Как они оказались в постели — вопрос почти что риторический.


Мысль о том, что им, возможно, не стоит лезть на кровать прямо в уличной одежде, Миё упрямо игнорирует, откинувшись на простыни и в полумраке чувствуя, как пуговицы одна за одной покидают петли её белой рубашки. Кожа покрывается мурашками, то-ли от жара, то-ли от холода. Кровать пружинит, Сумика придвигается ближе. Её длинные волосы касаются живота Миё; это щекотно и Миё вздрагивает.


Она замирает в ожидании, размышляя, чего же ей стоит ожидать от нависшей над ней женщины. В потемневших, почти черных без яркого света глазах она видит отражение собственного лица, излучающего предвкушение и показательную дерзость перед грядущим действом. Медленные поцелуи уже заставили всё внутри переворачиваться и кипеть, но если всё продолжится в столь же смертельно-тягучем темпе, Миё просто не выдержит.


А Сумика на удивление настойчива. Она глубоко целует её, сразу проталкивая язык между губ, раскрывая поддающийся натиску рот, и Миё обмякает, смазано отзываясь. Одной рукой Сумика держит её за талию настолько крепко, что Миё, несмотря на старания, не смогла бы и приподняться. Губы тянут дорожку по острой линии челюсти и Миё задерживает дыхание и непроизвольно шире разводит ноги, с шипением выдыхая, когда они опускаются на шею.


Натари прихватывает губами нежную кожу, принимаясь вновь и вновь оставлять на женщине разные следы, впору своей пылкости и чувству собственничества — помада, укусы, засосы.


Миё всё равно. Мысль о том, что она проснётся и увидит все те отметины, что оставляет Сумика, возбуждает её даже больше, чем должна. Она сама себя отрицает, осознавая это, и отбрасывает в сторону моральные устои.


Обнажённая грудь соприкасается с грубым материалом одежды, вызывая противоречивые ощущения, хотя, по-большей части, это даже чересчур приятно. Сумика снова целует её и Миё со страстью отвечает, кончиками пальцев держась за её бёдра и бессвязно что-то мыча в её губы.


— Вам не жарко в этом, Натари-сан? — дразнит она, чуть отстраняясь. Рывком дёргает за ворот и притягивает Сумику ближе, чтобы снова коснуться её губ своими. — Думаю, лучше это снять.


Аконит, овивающий зрачки напротив, практически горит, у Миё томительное желание сжимает под рёбрами. За секунды Сумика стягивает с себя водолазку и по её телу проходит дрожь, когда ледяные пальцы касаются нежной шеи.


— Разве так не лучше? — оглаживая руками плечи Сумики, Миё улыбается, замечая голодную, отчаянную жажду в её глазах.

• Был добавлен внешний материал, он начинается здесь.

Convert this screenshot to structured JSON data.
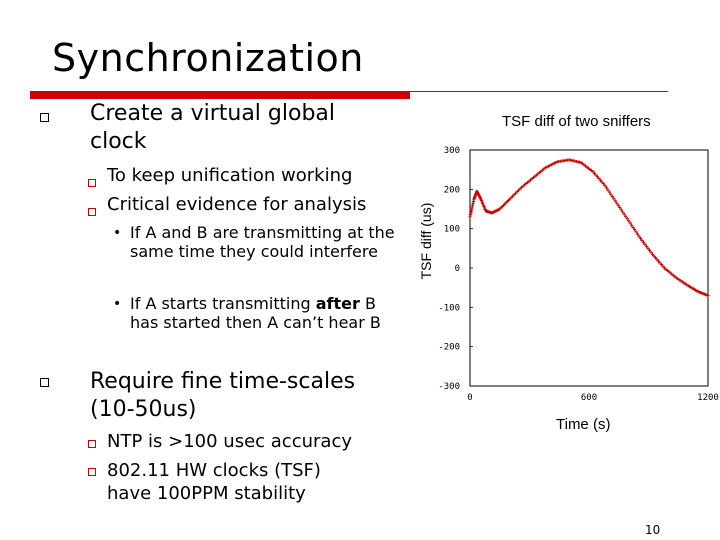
{
  "slide": {
    "title": "Synchronization",
    "page_number": "10",
    "bullets": {
      "b1": "Create a virtual global clock",
      "b1_sub1": "To keep unification working",
      "b1_sub2": "Critical evidence for analysis",
      "b1_sub2_item1": "If A and B are transmitting at the same time they could interfere",
      "b1_sub2_item2_pre": "If A starts transmitting ",
      "b1_sub2_item2_bold": "after",
      "b1_sub2_item2_post": " B has started then A can’t hear B",
      "b2": "Require fine time-scales (10-50us)",
      "b2_sub1": "NTP is >100 usec accuracy",
      "b2_sub2": "802.11 HW clocks (TSF) have 100PPM stability"
    },
    "colors": {
      "accent": "#cc0000"
    }
  },
  "chart_data": {
    "type": "scatter",
    "title": "TSF diff of two sniffers",
    "xlabel": "Time (s)",
    "ylabel": "TSF diff (us)",
    "xlim": [
      0,
      1200
    ],
    "ylim": [
      -300,
      300
    ],
    "xticks": [
      "0",
      "600",
      "1200"
    ],
    "yticks": [
      "300",
      "200",
      "100",
      "0",
      "-100",
      "-200",
      "-300"
    ],
    "marker_color": "#cc0000",
    "points": [
      [
        0,
        130
      ],
      [
        20,
        175
      ],
      [
        35,
        195
      ],
      [
        55,
        175
      ],
      [
        80,
        145
      ],
      [
        110,
        140
      ],
      [
        150,
        150
      ],
      [
        200,
        175
      ],
      [
        260,
        205
      ],
      [
        320,
        230
      ],
      [
        380,
        255
      ],
      [
        440,
        270
      ],
      [
        500,
        275
      ],
      [
        560,
        268
      ],
      [
        620,
        245
      ],
      [
        680,
        210
      ],
      [
        740,
        165
      ],
      [
        800,
        120
      ],
      [
        860,
        75
      ],
      [
        920,
        35
      ],
      [
        980,
        0
      ],
      [
        1040,
        -25
      ],
      [
        1100,
        -45
      ],
      [
        1150,
        -60
      ],
      [
        1200,
        -70
      ]
    ]
  }
}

Тонкие пальцы цепляют лямки бюстгальтера и Натари поддаётся, когда Миё наощупь находит застежку. Она не может устоять и отстраняется, чтобы полюбоваться женщиной перед собой. Представлять, какова Сумика, и трогать её — разные вещи, которые далеки друг от друга. Миё скользит мутным взглядом по плавным изгибам её тела, особенно красивого в этой загадочной полутьме, и воздуха откровенно не хватает. Сумика красивая до неприличия — хоть сейчас в анатомический театр. Миё ведёт рукой, чувствуя под пальцами мягкую кожу и с трудом веря, что это действительно происходит.

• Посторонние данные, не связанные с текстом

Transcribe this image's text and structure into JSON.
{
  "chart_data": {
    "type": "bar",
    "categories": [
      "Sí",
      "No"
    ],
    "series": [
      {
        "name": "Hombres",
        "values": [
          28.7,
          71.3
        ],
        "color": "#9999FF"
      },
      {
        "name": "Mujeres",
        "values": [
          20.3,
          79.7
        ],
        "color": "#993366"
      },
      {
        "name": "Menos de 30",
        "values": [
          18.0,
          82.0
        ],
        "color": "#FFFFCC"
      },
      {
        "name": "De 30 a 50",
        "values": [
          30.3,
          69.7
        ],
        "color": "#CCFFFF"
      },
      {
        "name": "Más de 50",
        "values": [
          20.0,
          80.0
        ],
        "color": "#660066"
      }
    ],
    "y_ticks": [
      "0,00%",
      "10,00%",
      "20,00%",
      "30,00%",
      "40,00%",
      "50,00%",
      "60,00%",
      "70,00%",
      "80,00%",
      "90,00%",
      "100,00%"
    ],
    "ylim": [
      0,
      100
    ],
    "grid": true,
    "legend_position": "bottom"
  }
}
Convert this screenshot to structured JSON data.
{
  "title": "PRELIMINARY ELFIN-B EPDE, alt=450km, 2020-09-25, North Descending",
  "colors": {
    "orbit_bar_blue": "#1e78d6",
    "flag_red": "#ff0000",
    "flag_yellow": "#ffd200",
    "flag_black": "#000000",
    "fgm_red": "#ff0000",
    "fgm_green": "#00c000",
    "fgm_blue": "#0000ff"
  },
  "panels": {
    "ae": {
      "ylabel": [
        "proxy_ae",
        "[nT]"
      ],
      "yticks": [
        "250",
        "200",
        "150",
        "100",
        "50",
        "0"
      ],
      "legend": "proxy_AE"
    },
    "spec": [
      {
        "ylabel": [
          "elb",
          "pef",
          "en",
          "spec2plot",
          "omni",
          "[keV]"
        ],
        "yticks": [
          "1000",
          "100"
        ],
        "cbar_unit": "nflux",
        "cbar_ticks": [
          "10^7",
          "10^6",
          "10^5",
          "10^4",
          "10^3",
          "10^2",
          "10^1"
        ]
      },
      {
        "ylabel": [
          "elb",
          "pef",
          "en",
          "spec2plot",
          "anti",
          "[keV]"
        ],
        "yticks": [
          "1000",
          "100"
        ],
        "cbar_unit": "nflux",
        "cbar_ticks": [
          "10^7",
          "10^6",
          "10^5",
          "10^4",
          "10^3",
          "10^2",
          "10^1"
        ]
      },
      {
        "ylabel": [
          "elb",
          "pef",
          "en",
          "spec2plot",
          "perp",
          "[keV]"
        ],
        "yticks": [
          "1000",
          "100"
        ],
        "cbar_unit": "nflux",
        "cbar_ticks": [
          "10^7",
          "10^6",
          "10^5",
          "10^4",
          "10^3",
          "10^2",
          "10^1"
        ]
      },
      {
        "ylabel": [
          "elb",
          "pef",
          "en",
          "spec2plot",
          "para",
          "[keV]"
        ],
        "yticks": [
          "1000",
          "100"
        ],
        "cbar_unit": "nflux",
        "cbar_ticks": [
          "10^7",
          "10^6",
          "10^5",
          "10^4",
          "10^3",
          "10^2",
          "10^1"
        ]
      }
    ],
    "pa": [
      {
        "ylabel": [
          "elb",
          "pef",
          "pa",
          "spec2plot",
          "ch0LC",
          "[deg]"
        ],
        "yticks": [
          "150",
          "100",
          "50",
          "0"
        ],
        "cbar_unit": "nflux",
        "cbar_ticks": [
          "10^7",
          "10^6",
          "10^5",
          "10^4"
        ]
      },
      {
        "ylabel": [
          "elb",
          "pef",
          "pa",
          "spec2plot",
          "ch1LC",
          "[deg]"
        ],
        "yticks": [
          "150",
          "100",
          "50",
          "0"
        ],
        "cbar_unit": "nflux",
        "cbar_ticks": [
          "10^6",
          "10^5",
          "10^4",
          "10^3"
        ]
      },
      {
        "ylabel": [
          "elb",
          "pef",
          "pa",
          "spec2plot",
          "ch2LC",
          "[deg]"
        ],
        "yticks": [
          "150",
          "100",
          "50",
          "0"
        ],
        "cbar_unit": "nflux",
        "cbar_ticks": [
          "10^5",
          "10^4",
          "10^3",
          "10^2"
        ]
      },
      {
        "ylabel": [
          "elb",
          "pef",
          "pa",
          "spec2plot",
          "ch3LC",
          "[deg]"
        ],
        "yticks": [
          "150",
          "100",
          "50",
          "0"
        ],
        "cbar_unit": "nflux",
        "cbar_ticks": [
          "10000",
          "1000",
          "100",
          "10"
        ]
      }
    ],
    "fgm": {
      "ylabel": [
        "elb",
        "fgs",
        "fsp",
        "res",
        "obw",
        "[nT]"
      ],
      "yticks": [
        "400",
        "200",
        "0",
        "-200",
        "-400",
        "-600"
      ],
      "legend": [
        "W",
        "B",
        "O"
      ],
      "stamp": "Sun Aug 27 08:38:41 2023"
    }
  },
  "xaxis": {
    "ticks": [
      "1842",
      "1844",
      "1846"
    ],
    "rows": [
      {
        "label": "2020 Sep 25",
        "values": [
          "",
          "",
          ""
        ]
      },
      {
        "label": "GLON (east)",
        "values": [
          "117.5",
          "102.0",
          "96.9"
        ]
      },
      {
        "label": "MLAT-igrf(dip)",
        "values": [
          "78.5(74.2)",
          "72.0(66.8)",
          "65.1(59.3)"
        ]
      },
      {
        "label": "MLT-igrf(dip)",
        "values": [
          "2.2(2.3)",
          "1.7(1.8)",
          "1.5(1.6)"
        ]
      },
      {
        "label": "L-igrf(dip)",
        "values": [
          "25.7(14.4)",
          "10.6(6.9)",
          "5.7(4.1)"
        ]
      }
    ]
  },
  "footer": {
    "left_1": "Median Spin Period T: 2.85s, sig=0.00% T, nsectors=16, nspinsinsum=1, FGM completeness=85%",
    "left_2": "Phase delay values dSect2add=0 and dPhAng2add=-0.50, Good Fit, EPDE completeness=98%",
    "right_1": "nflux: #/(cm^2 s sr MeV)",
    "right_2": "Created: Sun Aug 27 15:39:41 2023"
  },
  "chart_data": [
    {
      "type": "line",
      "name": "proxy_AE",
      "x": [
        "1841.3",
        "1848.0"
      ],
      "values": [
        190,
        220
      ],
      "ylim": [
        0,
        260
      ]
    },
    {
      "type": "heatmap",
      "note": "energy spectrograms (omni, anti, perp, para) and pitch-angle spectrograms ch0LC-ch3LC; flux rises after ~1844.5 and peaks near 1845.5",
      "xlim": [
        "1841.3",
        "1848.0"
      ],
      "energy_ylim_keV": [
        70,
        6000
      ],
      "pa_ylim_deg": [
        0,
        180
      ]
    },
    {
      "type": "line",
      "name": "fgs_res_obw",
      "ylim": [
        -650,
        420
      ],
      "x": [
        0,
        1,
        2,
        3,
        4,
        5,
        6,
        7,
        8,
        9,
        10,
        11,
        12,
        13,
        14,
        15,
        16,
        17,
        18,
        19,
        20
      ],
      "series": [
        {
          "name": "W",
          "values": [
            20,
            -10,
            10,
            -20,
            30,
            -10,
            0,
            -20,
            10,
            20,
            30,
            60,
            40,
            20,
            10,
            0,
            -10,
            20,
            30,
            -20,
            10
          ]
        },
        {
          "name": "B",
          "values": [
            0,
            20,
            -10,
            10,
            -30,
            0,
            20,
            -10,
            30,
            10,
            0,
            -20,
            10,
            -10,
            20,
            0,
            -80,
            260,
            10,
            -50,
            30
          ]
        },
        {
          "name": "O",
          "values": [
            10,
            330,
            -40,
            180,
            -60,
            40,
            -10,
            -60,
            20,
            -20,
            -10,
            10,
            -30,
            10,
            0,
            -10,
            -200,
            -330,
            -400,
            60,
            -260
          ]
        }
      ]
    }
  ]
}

Она прижимается губами к красивой груди, мажет вверх по ключице, дурея от парфюма, а потом больно прихватывает зубами кожу на изгибе шеи. Оставляет отметину — такую же, как те, что красуются на ней самой. Кончиками пальцев ведет по рельефу напрягшихся мышц спины, пересчитывает позвонки, режется об острые лопатки и, царапнув нежную кожу, сбивается с дыхания, когда Сумика, разведя в стороны полы рубашки, склоняется к её груди. Миё чувствует ладонь на своей шее, пальцы, спускающиеся по ключицам. Нервы напряжены, тело остро отзывается на каждое прикосновение, превращаясь в сплошную эрогенную зону. Выжженные на подкорке основы человеческой анатомии словно перечёркнуты в мгновение ока и Миё с трудом верится, что человек вообще способен так влиять на чужое тело — Сумика одними губами доставляет столько удовольствия, кончиками пальцев играет симфонию на натянутых нервах настолько искусно, что Миё словно вытягивает по струнке и она невольно плавится в её руках, прикрывая глаза и тяжело дыша от такого спектра эмоций и чувств. Она не издаёт ни звука, но не может восстановить дыхания. Ей хорошо.


— Посмотри на меня.


Миё чувствует как дрожат её ресницы.


— Миё, посмотри на меня, — повторяет Сумика, ведя пальцем по рёберной дуге.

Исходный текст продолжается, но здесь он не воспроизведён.